Investing in stocks directly can be exciting. It may even have worked well if you started investing in 2020, post the pandemic-fall.
Whatever you picked went up in value, and making money seemed rather easy. And then came October 2022, the time from which it has become difficult beating the Nifty 50, let alone making money.
The last six months have made a case of why you could be better of with an advisor rather than investing by yourself. They’d just do a better job at asset allocation, and stock selection.
The primary argument against advisors is that most active managers aren’t able to beat the benchmark.
However, data shows this may be true for the US, and not for a country like India. And evidence can be seen from how US investors have hence moved to passively-managed ETFs rather than active funds or direct investing. Whereas in India, many active managers are able to beat the markets.
There are more reasons though for why you should be getting an advisor:
Returns - Investing in stocks and managing portfolios requires knowledge and expertise. There’s a larger probability that an advisor would make money in stocks than an individual with no experience would. Professionals keep a close track on factors and developments related to the global and domestic economies, sectors and stocks. They are able to use their experience to draw better inferences, and act on them to suit portfolios more appropriately.
Time - Investing is a full-time job. Analysts keep track of every single move in a company, and usually can’t keep up if the number of stocks increases to more than 20, despite being in the business. How do you expect to work full-time, and then match that level of resource allocation towards research and investing?!

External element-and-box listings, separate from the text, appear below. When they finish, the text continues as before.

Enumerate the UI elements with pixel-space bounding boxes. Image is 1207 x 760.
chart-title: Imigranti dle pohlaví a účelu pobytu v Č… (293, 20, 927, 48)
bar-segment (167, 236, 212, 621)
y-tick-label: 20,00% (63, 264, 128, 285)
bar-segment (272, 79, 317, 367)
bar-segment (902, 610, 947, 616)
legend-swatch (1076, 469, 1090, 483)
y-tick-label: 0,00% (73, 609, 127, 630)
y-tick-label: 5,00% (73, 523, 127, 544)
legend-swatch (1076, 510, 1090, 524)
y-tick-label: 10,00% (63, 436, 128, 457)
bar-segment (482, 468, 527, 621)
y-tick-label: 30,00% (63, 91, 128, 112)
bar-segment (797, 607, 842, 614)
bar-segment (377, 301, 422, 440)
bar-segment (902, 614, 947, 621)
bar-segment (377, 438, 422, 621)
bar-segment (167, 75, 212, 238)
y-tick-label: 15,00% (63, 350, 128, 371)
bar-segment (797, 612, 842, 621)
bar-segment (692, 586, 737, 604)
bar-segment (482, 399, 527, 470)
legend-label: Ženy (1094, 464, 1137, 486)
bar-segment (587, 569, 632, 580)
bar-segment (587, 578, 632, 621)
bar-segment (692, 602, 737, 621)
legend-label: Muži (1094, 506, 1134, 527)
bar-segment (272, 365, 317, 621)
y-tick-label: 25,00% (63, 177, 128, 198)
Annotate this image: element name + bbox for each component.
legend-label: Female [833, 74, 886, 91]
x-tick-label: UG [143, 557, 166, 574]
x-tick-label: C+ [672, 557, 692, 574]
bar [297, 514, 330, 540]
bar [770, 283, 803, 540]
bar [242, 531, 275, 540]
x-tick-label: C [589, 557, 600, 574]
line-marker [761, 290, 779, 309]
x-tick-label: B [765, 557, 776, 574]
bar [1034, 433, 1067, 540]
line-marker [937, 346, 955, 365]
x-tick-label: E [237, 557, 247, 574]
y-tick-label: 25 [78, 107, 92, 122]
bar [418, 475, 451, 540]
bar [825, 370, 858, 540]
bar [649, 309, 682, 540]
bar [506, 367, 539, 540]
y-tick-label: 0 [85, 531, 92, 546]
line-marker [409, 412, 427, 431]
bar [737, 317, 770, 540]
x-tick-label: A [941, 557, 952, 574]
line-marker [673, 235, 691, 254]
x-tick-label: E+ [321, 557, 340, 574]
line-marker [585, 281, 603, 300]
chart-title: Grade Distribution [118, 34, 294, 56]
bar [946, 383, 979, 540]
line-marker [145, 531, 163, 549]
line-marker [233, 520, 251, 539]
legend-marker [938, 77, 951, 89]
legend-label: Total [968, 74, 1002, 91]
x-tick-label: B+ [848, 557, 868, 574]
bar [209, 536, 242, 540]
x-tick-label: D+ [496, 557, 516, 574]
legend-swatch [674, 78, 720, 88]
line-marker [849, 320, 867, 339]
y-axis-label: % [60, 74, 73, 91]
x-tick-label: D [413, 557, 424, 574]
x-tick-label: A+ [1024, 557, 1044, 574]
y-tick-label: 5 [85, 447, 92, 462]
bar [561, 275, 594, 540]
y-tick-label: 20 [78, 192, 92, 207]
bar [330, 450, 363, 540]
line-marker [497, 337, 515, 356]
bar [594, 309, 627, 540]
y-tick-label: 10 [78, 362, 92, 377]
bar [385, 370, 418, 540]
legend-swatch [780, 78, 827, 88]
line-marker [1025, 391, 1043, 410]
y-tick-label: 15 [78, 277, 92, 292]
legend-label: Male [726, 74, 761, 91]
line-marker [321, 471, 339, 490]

There are two interesting mathematical viewpoints for why and how advisors make sense.
1. The ask rate
If an advisor were able to beat the market, they would have to beat it by the amount of fees you pay them, for your money to be worth it. In short, if your advisor charges 2% per annum, he would have to generate market returns + 2% at the very least for the fees to be justified. If they’re generating lower, you’re just better off buying a Nifty 50 ETF and sitting on it. If they’re generating higher, you’re making more money than you would have by yourself.
2. Value of your time
Say you earn Rs. 12 lakh per annum. At 8 hours per day, and 250 working days, you earn Rs. 600 per hour. Managing your own money only makes sense if:
Your portfolio size is Rs. 6 crore, and you are spending 8 hours a day managing that; rather than giving 2% to an advisor to do it.
As long as your advisor makes more than the markets by how much he charges, and as long as your hourly income is more than the amount you would give to your advisor (assuming equal investing competence), getting an advisor is quite economical!